R: Come non c’era una giustificazione, né un motivo logico, per la detenzione mia e dei miei compagni, la continuazione di questa detenzione è ancora senza giustificazione, e costituisce un segno ed un indizio del fatto che l’Autorità Palestinese preferisce i suoi compromessi sulla sicurezza a beneficio di “Israele” e USA a scapito dei suoi compromessi verso il popolo palestinese ed il suo movimento patriottico. Poiché si è parlato molto e frequentemente di questo fato che perdura da più di due anni, mi interessa ribadire che giustificare la continuazione di questa detenzione con il pretesto della “protezione” non è nient’altro che un slogan propagandistico per occultare la sottomissione dell’Autorità Palestinese, poiché la stessa è stata sempre nelle condizioni di liberarci.

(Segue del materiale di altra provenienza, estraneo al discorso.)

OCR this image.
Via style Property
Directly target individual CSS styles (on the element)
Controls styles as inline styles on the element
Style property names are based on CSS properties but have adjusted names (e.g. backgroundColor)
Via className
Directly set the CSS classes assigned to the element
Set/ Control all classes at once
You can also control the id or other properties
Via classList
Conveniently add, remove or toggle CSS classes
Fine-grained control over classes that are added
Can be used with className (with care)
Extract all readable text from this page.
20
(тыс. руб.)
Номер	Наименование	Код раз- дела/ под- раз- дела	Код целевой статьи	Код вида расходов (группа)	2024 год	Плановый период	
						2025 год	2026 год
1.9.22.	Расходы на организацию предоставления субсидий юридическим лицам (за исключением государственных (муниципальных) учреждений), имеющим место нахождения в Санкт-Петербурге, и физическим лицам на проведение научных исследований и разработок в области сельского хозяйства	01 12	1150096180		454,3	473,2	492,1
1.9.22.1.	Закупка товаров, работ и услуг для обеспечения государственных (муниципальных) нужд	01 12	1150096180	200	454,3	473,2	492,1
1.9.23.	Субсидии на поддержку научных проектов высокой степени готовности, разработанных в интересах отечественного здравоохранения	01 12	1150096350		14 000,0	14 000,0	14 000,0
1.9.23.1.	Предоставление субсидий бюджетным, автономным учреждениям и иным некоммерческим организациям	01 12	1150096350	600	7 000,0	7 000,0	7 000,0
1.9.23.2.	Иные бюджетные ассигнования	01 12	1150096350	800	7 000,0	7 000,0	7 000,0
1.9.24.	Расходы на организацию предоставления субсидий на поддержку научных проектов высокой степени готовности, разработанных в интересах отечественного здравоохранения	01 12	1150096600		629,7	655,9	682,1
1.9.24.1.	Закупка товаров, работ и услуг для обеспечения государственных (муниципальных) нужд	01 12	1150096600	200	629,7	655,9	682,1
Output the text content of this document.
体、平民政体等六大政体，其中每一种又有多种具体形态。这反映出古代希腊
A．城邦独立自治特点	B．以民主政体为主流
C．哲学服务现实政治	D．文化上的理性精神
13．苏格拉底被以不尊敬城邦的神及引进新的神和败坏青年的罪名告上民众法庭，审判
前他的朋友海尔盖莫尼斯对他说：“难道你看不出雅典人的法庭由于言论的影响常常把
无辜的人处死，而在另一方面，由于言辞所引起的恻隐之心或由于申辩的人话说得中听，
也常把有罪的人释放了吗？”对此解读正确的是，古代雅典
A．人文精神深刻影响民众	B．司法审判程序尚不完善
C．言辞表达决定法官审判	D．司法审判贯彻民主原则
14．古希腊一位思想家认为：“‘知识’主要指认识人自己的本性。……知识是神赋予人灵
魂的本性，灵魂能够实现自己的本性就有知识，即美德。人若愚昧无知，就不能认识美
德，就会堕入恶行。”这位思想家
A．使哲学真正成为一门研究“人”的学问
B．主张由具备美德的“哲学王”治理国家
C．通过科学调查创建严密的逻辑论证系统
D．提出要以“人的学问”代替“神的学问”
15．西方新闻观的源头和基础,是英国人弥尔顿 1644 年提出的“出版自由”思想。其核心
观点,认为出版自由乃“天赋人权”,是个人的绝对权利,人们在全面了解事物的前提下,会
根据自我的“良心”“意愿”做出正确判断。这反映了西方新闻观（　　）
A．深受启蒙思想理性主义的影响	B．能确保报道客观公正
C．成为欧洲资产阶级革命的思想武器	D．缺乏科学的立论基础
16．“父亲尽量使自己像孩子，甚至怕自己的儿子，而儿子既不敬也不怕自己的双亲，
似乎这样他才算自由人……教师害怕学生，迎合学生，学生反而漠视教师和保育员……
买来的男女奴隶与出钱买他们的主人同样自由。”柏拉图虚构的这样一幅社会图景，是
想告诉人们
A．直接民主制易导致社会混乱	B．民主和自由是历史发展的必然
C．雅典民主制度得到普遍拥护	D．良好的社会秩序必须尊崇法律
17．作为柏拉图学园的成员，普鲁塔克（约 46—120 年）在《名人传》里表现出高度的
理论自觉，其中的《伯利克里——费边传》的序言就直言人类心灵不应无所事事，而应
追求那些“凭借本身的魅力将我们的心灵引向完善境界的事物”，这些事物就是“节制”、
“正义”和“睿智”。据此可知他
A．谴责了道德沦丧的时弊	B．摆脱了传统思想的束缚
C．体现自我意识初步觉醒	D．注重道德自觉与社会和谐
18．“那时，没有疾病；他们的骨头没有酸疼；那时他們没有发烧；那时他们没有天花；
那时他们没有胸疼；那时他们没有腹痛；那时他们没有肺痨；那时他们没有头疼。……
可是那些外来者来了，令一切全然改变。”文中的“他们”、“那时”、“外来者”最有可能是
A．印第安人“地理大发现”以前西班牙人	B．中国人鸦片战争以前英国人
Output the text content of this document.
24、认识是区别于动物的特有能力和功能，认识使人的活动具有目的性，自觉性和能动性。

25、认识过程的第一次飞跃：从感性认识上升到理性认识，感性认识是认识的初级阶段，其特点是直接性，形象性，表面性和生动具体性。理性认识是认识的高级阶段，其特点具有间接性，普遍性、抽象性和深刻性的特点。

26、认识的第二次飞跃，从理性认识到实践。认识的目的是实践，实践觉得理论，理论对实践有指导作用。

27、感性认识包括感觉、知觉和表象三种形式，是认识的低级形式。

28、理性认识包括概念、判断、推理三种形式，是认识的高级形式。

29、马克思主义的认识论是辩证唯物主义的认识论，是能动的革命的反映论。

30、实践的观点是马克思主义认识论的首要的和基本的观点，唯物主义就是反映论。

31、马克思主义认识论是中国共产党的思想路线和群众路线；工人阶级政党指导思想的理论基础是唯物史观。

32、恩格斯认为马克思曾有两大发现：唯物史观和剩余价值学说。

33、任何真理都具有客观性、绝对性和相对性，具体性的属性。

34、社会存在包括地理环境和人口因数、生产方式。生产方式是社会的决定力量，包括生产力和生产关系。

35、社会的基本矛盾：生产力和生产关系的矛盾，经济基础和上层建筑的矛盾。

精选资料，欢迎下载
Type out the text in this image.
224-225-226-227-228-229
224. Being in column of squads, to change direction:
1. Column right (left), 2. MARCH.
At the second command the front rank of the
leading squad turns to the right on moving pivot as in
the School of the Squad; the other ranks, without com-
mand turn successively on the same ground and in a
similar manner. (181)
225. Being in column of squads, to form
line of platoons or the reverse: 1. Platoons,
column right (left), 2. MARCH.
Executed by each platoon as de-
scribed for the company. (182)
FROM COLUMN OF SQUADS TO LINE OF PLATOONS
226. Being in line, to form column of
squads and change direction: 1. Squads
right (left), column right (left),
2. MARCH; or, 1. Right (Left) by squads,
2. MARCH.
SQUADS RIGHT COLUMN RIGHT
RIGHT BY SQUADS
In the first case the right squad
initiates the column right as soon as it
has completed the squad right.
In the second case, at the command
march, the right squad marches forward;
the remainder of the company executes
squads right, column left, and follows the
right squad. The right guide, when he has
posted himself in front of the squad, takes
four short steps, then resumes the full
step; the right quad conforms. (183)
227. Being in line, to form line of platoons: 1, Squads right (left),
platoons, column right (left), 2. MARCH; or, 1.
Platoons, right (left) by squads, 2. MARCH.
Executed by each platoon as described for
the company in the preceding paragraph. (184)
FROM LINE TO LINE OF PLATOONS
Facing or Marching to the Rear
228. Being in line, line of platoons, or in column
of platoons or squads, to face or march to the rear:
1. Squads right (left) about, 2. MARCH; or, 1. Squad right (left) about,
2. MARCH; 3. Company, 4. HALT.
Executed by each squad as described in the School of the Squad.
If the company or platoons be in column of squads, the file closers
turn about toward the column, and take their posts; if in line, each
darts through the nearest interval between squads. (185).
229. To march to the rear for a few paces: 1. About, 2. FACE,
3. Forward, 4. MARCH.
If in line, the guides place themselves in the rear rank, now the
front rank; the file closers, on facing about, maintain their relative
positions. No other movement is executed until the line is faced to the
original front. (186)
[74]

Nel FPLP, abbiamo esonerato l’Autorità, in colloqui e comunicati, dalla responsabilità o dalle conseguenze derivate da ciò che riguarda un’aggressione “israeliana”, siamo come qualsiasi altro militante patriottico che resiste contro l’occupazione, non abbiamo nessuna garanzia – né autorità – per proteggermi, neanche credo che la detenzione sia stata, mai, un mezzo per proteggermi, né che USA e Gran Bretagna abbiano mobilitato una squadra di vigilanza e di custodia ed investito milioni di dollari, dalla firma del trasferimento di Jerico, per proteggerci. Chi lo crede, è lontano dalla verità. Non sarebbe possibile che USA e Gran Bretagna facciano appello a lottare contro la resistenza palestinese qualificandola come terrorismo e, contemporaneamente, proteggano persone e simboli che considerano terroristi.
Quello che vogliamo, senza tanti teatrini, è che l’Autorità ci tiri fuori dal quadro dei suoi compromessi sulla sicurezza e dalle dimostrazioni di buone intenzioni che offre ad USA e “Israele” e che ci liberi senza restrizione né condizioni.
Sono convinto che può farlo, se lo vuole, senza esporre la nostra sicurezza o la nostra vita a qualche pericolo diretto.